A porta de madeira se abriu, mas Amy não pareceu se importar.

 

— Está quase na hora da reunião. Você vem? — a voz de Forrest ressonou pelo ambiente. Amy, no entanto, não respondeu. — Sei que o último lugar que você queria estar nesse momento é em uma sala fechada discutindo o paradeiro da Equipe Rocket, mas... Você sabe o quanto é necessária pra que eles sejam capturados, né?

 

Amy permaneceu calada por mais alguns segundos antes de levantar-se.

 

— Necessária? O que o Lance quer é me usar de isca pra aqueles cretinos... Quem tinha que estar em uma cama de hospital era eu, não o Ethan. Vocês dois se arriscam muito por minha causa.

 

Forrest colocou as mãos no bolso e deu de ombros.

 

— Eu não digo que sou feliz arriscando a minha vida. Eu sou jovem, tenho muito o que aprender ainda... Mas por você e pelo Ethan eu não penso duas vezes antes de agir. Estou preocupado com ele e mais ainda com você. Se ele morre, você se mata e eu não tenho psicológico pra enterrar meus dois melhores amigos. Eu treino Pokémon do tipo Pedra, mas eu não sou feito de pedra. Vamos superar essa, juntos — o garoto estendeu a mão esquerda em direção à Amy. — E vamos, juntos, espancar o Ethan quando ele se recuperar, porque as cagadas que ele anda fazendo estão nos causando enxaqueca.

 

Pela primeira vez após algum tempo, a garota sorriu. De mãos dadas, os dois se retiraram dali e a sala se fechou em silêncio.

 

***

 

Os dois homens se encararam sem piscar. Lance continuava a sustentar um sorrisinho debochado que confrontava a seriedade inabalável do Observador.

 

— E com quem está a PokéBola GS?

— A verdadeira? Com guardiões de minha confiança.

— Quem são?

— Treinadores, eu acho.

 

O detetive avançou contra Lance agarrando-o pelo colarinho e aproximou o rosto do ruivo do seu. Lance podia sentir a respiração pesada e ver a têmpora destacada do homem que estava visivelmente irritado.

 

— Não estou para brincadeiras, senhor Lance! O senhor está colocando a segurança da região inteira em risco com essas suas atitudes infantis!
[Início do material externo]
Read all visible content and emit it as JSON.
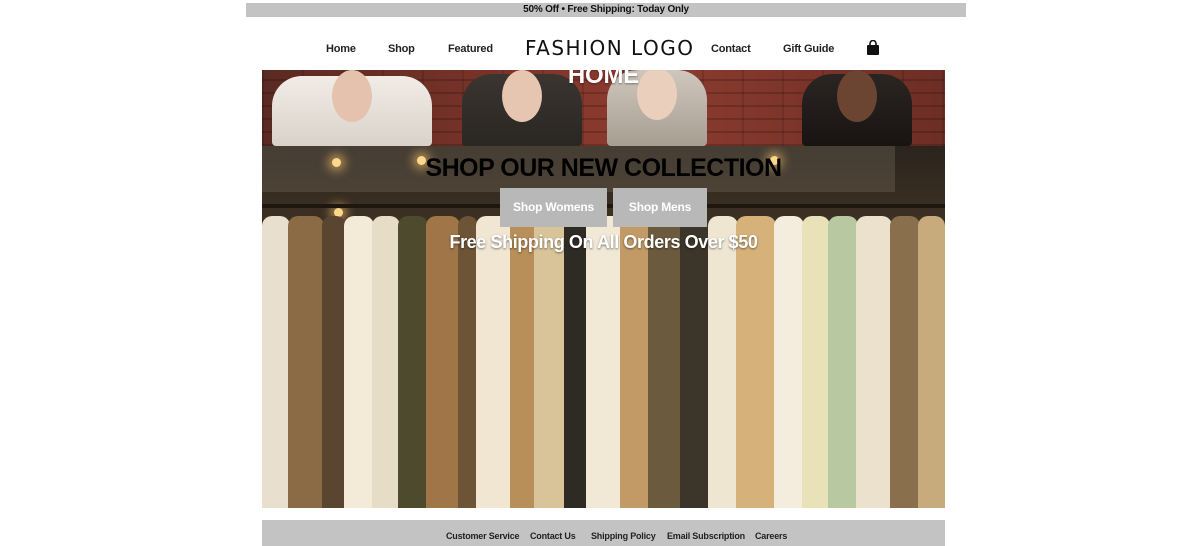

— Não estou brincando. Está tudo sob controle. Me agredir vai continuar te fazer ficar sem respostas.

 

O detetive afrouxou os dedos e o colarinho de Lance se soltou.

 

— Bem melhor.

 

O Observador se afastou. Respirando fundo, arrumou seu sobretudo, tentando alinhá-lo novamente.

 

— Muito bem. Estou atento.

 

Lance afastou-se da mesa e caminhou até um dos cantos sala, onde algumas confortáveis poltronas de cor carmim se mantinham imponentes. O campeão sentou em uma delas, entrelaçou seus dedos e colocou os indicadores em haste, apoiando-os nos lábios enquanto cruzava as pernas. O detetive se aproximou e sentou na cadeira da esquerda, não tirando os olhos do ruivo, que parecia sério pela primeira vez.

 

— Isso não é uma fanfic. O que eu lhe contar é absolutamente verdade.

 

O Observador ergueu o cenho. Cruzou os dedos das mãos e apoiou-as no colo, mantendo os polegares em riste.

 

— Estou atento.

— Pois bem. A PokéBola GS está nas mãos de dois irmãos que vieram do futuro trazidos por Celebi, por alguma razão misteriosa.

 

Houve alguns segundos de silêncio antes de o detetive soltar uma bufada de ar.

 

— Você está tirando uma com a minha cara, não está?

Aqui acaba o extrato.